The House voted last week to approve reforms to the NSA provisions in an overwhelming 338-88 vote.
McConnell filed a short-term extension of existing law just 24 hours later, signaling his determination to move in a different direction.
Observers say it’s increasingly looking like the standoff could result in no action by Congress, which would mean the Patriot Act provisions would lapse.
That would be a worst-case scenario for the NSA, but a pipe dream for ardent civil libertarians who have been rooting for such a result.
“Right now that we’re down to the wire… it’s just not clear to me how you get authorization through the Senate and the House,” said Neema Singh Guliani, a lobbyist for the American Civil Liberties Union and critic of the law.
Defenders of the NSA say that would be disastrous for national security.
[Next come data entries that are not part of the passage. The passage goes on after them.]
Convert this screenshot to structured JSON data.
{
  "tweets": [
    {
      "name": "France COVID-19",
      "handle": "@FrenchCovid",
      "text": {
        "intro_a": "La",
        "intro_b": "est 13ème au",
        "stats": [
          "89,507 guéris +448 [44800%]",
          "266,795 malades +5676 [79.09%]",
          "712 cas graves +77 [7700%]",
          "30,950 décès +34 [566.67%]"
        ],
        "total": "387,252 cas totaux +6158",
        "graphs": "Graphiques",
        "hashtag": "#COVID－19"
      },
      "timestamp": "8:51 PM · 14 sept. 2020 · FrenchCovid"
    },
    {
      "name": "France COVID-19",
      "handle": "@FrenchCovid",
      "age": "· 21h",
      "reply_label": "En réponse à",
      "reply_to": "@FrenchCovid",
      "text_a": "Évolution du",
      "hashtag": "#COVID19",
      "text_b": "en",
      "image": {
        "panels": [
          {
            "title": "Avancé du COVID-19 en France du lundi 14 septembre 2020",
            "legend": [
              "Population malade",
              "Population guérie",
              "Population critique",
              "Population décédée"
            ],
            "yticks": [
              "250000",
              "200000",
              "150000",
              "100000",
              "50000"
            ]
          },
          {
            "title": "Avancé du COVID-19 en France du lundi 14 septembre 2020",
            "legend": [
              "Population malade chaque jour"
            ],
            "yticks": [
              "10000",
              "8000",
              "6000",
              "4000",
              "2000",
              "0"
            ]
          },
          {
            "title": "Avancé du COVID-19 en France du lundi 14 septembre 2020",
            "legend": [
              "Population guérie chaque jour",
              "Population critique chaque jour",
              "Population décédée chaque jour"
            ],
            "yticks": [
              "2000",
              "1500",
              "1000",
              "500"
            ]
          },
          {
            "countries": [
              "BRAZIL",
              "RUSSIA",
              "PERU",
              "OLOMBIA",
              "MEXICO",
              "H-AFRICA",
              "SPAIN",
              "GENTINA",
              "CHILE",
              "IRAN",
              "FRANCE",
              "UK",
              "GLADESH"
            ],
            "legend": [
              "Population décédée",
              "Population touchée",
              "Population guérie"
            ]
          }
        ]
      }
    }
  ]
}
“Congress must act to reauthorize” the provisions, Sen. Tom Cotton (R-Ark.) and Rep. Mike Pompeo (R-Kan.) — two hawkish members of their respective Intelligence Committees — warned in an op-ed for Fox News on Friday. “The alternative is too dangerous.”
At issue is Section 215 of the Patriot Act, which allows the federal government to collect “any tangible things” that are “relevant” to an investigation into terrorist or foreign intelligence activity.
The NSA has used that to collect millions of people’s phone call “metadata” — which include information about the numbers involved in a call and when the call occurred, but not people’s actual conversations — without a warrant. Supporters say that’s a crucial tool that has allowed the government to connect the dots between possible terrorist suspects.
If Congress doesn’t act, the program would end, the White House has said. The NSA would simply stop collecting the records.